The Pastef programme, on the basis of which the Diomaye-Sonko team was given a mandate by the people, is incompatible with the prescriptions of the IMF and World Bank. This constitutes the political basis for the rift between the two leaders. We might add that an oversized ego may be a factor accelerating the split between the duo at the top of the state.

This is, of course, also aided by the machinations of sectors of the ‘deep state’ in various forms, that is to say, all the upholders of the patronage system shaken up in March 2024; the conservative forces linked to the former corrupt system that contributed to the people’s impoverishment and precariousness.

The political phase that is now unfolding is unprecedented: Sonko and his party, who hold a majority in the National Assembly, find themselves in opposition to the president they brought to power.

In any case, the diverse group of citizens who rallied to dismantle a neo-colonial system in March 2024 remain the key driving force and decisive factor in the current political climate.
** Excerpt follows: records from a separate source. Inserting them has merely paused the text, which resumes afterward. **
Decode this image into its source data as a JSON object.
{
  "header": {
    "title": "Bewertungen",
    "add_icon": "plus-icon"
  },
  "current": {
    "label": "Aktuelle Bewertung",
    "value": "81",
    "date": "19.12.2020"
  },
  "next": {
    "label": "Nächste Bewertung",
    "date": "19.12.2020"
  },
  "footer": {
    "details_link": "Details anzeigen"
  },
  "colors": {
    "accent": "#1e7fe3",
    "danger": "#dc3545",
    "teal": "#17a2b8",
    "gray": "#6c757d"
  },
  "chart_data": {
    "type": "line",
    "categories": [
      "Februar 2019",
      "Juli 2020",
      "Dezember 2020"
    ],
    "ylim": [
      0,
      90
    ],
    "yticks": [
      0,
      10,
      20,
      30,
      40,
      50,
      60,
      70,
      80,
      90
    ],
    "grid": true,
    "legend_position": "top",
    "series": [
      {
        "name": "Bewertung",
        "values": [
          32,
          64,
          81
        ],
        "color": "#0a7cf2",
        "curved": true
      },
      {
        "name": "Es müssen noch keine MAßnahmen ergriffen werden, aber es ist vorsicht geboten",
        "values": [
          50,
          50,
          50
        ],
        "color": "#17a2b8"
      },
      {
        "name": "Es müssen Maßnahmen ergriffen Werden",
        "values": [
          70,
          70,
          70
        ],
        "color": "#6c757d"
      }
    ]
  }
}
It is on them that the deepening of the political and social course set in motion during the 2024 presidential elections depends.

We remain attentive to this majority of the people, for it is they, in their vibrant multitude and their joyful, creative diversity, who will be able to write the future pages and chapters of a meaningful journey, and we call with all our strength for this to be done under the banner of non-violence. ‘That meaning so often lost and so often found’ which opens up a radiant future, thus reconnecting with our forebears who, in various ways, left this country, Africa and the world a little better off.

The emergence of young people and women, of the people, is certain to happen. When? In what forms? Under what conditions? Let us hope that violence will be absent from this inevitable confrontation. For our own sake, for Africa and for people of good will.